Daseinsanalysis is not only a philosophical approach to the world or to my clients in the psychotherapeutic practice. It is far more, it is a tune, a way to live, it is a path. 

I will look at the topic from four different perspectives. The first one is characterised trough a personal aspect. How does Daseinsanalysis influence my life, my Dasein? How is my trainee analysis connected with this influence? Is there a kind of personal daseinsanalytical way to be in the world? 

The second will describe the working as a Daseinsanalyst with my clients and the third shows the way I feel close to Daseinsanalysis in my working and living as an artist, in my understanding of art and creativity.
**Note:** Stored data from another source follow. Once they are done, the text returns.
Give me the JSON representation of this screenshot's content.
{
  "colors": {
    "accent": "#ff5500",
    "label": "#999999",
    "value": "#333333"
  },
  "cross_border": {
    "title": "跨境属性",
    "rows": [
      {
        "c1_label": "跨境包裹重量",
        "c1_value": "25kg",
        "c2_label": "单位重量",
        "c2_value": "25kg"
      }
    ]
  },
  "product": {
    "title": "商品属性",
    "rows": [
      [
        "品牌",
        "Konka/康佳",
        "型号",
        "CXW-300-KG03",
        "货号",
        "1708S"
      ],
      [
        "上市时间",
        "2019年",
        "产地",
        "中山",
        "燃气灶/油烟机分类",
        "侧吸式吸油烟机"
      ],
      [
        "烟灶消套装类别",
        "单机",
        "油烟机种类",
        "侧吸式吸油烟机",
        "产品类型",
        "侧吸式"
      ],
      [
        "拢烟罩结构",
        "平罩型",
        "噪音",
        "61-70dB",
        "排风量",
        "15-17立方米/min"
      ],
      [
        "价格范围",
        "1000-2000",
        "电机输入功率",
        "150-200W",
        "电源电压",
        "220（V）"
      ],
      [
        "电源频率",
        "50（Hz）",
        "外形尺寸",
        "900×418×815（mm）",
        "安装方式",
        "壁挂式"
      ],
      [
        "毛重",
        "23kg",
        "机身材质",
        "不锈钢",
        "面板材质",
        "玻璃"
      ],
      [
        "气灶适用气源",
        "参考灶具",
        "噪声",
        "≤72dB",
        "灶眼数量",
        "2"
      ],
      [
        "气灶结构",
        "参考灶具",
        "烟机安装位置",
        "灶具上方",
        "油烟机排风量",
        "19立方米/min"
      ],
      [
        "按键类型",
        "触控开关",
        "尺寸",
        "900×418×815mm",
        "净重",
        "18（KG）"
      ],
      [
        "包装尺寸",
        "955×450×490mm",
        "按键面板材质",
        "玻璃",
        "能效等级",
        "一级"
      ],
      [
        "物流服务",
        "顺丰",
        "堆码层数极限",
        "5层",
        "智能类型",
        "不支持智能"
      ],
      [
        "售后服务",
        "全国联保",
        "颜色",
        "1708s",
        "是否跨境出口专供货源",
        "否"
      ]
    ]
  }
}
Finally I want to say something about the impact Martin Heidegger’s Black Notebooks, especially his anti-Semitic utterings, have on my estimation of his person and his philosophy. I have no answers to this last point yet, but I would like to start the conversation about his deeply inhuman and, I have to say, stupid anti-Semitic utterings, that continued even after the Holocaust. This has a considerable influence not only on me but I am sure also on our community of Daseinsanalysts and we have to deal with it. 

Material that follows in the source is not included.